In the handbag bubble, the giveaway should have been some of the more atrocious bags themselves. In 2006 and 2007, Chanel and others introduced "naked" handbags. They were immediately deemed hot sellers. But they were nothing more than clear plastic, essentially very expensive shower curtains.

The after-party. The last typical feature of bubbles is a life lesson in itself: The party may be dangerous, but trying to keep the party going—the after-party, if you will—is what really hurts you. You can never predict when a bubble will actually bust. Some of them can continue for a remarkably long time. But when they do, they almost always do so quickly and dramatically.

It's exactly at that point when those determined to keep the fun going take on the most dangerous risks. It was only after the tech boom started to weaken a few years ago that WorldCom Inc. began to cheat on its accounting to try to prop up it earnings. When Starbucks's same-store sales slipped between 2006 and 2007, it tried to maintain its rapid growth by opening more and more stores—hundreds of which it has since closed. In 2008, retailers continued to count on luxury handbag buyers.

After the fact, there are always more shoes—and purses—to drop. Only some months or years after a bubble bursts do we learn what really happened behind the scenes.
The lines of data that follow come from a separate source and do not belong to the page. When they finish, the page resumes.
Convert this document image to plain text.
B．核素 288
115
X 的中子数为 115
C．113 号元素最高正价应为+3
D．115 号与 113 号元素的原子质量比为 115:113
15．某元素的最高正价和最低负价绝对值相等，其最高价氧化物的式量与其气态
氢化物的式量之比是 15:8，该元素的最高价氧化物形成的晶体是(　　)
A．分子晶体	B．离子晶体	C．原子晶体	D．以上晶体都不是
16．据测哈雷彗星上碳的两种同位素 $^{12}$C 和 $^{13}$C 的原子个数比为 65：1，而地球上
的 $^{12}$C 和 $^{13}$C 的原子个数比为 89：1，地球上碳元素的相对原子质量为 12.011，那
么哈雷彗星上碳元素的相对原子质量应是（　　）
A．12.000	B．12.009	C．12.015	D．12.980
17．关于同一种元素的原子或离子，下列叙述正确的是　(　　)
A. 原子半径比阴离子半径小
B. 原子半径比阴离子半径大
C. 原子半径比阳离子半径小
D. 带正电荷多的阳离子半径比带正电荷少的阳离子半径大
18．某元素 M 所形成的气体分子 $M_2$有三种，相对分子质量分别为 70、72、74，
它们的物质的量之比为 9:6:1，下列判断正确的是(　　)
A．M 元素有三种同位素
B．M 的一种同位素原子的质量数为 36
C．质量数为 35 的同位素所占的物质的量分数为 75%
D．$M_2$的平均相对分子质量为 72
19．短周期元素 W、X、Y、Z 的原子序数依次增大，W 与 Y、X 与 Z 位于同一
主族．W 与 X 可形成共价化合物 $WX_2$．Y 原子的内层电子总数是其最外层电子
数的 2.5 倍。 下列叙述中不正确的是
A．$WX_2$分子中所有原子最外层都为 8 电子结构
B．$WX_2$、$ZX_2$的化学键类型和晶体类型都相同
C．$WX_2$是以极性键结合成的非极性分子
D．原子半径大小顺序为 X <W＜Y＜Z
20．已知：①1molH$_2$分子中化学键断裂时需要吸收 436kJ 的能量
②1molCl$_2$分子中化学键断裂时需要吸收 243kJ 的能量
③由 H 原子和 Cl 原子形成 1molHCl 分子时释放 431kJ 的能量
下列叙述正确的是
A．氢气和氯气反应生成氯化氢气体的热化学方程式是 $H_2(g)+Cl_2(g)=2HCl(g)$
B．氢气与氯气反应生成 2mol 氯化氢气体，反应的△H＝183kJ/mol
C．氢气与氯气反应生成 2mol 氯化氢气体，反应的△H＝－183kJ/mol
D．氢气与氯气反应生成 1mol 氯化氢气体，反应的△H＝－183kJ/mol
More than three years after the crash of 1929, a Senate investigation unveiled one jaw-dropping misbehavior after another. The head of Chase National Bank had been selling his own bank's stock short while publicly urging others to buy. The former chief of National City Bank—now Citigroup—was secretly receiving a huge annual salary in retirement. Senate investigator Ferdinand Pecora called it "a shocking disclosure of low standards in high places."

The confession of former Nasdaq chairman Bernard Madoff isn't likely to be the only stunning disclosure in this cycle. Others have been charged with running smaller Ponzi schemes, and some charges of corporate malfeasance are likely to surface.

So what does all this mean for us as investors?

In a speculative environment, just about the only ones who profit are short-term traders. The smartest player I knew in Beanie Babies was a neighbor kid who rounded up all the stuffed animals in his house and sold them on the street corner for a profit. If you want to bail out, you have to do so on the way up and not worry about missing the peak.

The so-called Treasury bubble has already abated a bit since Mr. Buffett's warning, as climbing interest rates have pushed Treasury prices down. As the economy recovers, prices could plummet.

During bubbles, it's true that in the short term, those who buy and hold are left holding the (expensive) bag. But that's exactly why we invest for the long term—at least five years and really 10 or 20. If your investing horizon is too short to take the chance, you should avoid taking the risk. The only way to survive financial busts is to hang on long enough to outrun them.